You need to agree to share your contact information to access this model

This repository is publicly accessible, but you have to accept the conditions to access its files and content.

Log in or Sign Up to review the conditions and access this model content.

Gaia Suite: Llama-OuteTTS-1.0-1B - Ewe (ee)

The model is a gaia suite on local languages and this model is adapted to Ewe (ʋegbe).

This is a fine-tuned version of OuteAI/Llama-OuteTTS-1.0-1B specifically trained to synthesize speech in the Ewe language. The model was fine-tuned using the Unsloth library with 16-bit LoRA adapters (Rank 64) for memory-efficient and fast training.

Model Details

  • Model Type: Text-to-Speech (TTS) Auto-Regressive Language Model
  • Language(s): Ewe (ee)
  • Base Model: OuteAI/Llama-OuteTTS-1.0-1B
  • Training Dataset: google/WaxalNLP (Ewe TTS subset)
  • Fine-Tuning Method: LoRA
  • Framework: Hugging Face transformers, trl, unsloth
  • License: CC-BY-4.0 (Attribution required)

Intended Use

This model is intended for generating Ewe speech from text. It is suitable for:

  • Accessibility tools for Ewe speakers
  • Educational applications and language learning
  • Voice assistants and read-aloud features in Ewe

Citation & Attribution

If you use this model in your research, applications, or projects, you must cite and attribute Junior Adenyo.

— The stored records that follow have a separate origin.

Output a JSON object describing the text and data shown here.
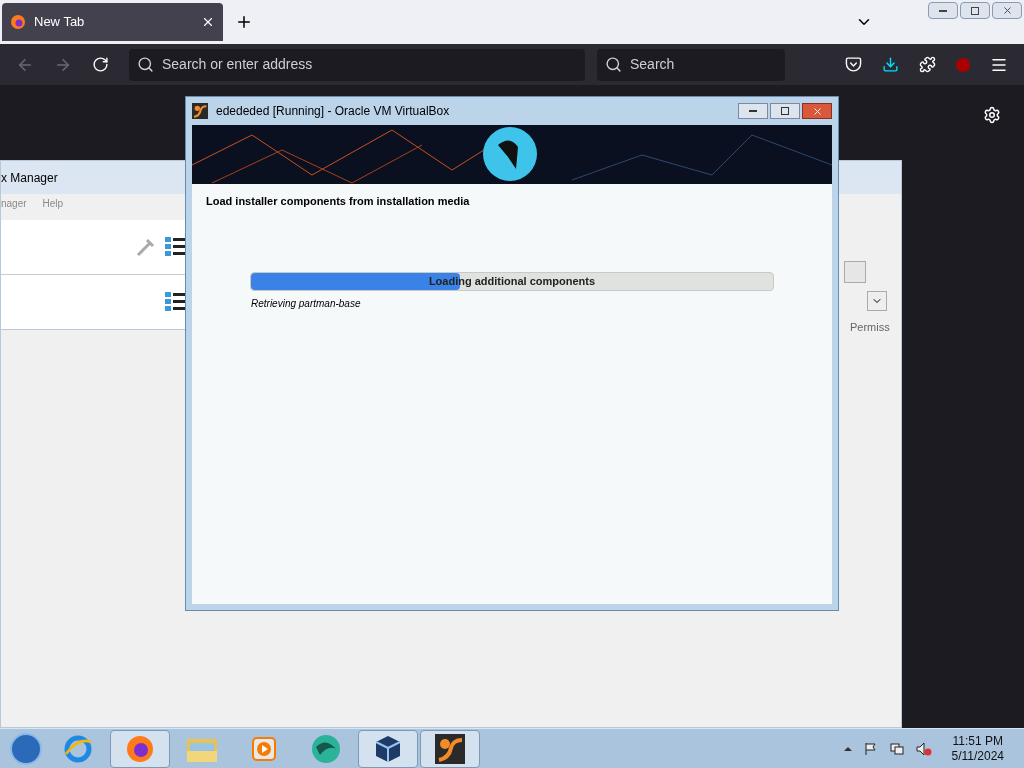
{
  "browser": {
    "tabs": [
      {
        "label": "New Tab",
        "selected": true
      }
    ],
    "address": {
      "placeholder": "Search or enter address"
    },
    "search": {
      "placeholder": "Search"
    }
  },
  "manager": {
    "title": "x Manager",
    "menu": [
      "nager",
      "Help"
    ],
    "column": "Permiss"
  },
  "vm_window": {
    "title": "edededed [Running] - Oracle VM VirtualBox",
    "heading": "Load installer components from installation media",
    "progress": {
      "label": "Loading additional components",
      "level": 0.4
    },
    "status": "Retrieving partman-base"
  },
  "taskbar": {
    "apps": [
      {
        "kind": "ie",
        "selected": false
      },
      {
        "kind": "firefox",
        "selected": true
      },
      {
        "kind": "folder",
        "selected": false
      },
      {
        "kind": "media",
        "selected": false
      },
      {
        "kind": "globe",
        "selected": false
      },
      {
        "kind": "cube",
        "selected": true
      },
      {
        "kind": "vm",
        "selected": true
      }
    ],
    "time": "11:51 PM",
    "date": "5/11/2024"
  }
}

Limitations & Preprocessing

  • Text Normalization: Like many TTS models, this model struggles with raw numbers, acronyms, and special symbols. It is highly recommended to spell out numbers and dates in Ewe (e.g., convert 240 to its Ewe word equivalent) before feeding the text to the model.
  • Ewe Orthography: Ensure the input text correctly uses Ewe specific characters (Ɖ, Ɛ, Ƒ, Ɣ, Ŋ, Ɔ, Ʋ, ɖ, ɛ, ƒ, ɣ, ŋ, ɔ, ʋ) as the tokenizer has been explicitly resized to support them.

Usage (with OuteTTS and Unsloth)

import torch
import re
from unsloth import FastModel

# Load the fine-tuned model
model, tokenizer = FastModel.from_pretrained(
    model_name="analist/oute_ewe_r64_16bit",
    max_seq_length=2048,
    dtype=None,
    load_in_4bit=False,
)
FastModel.for_inference(model)

# Prepare your Ewe text
input_text = "Ya ʋuduʋudu si ƒe kpekpeme anɔ abe agbadroƒe blaatɔ̄ le gaƒoƒo ɖeka me ene la, aƒo."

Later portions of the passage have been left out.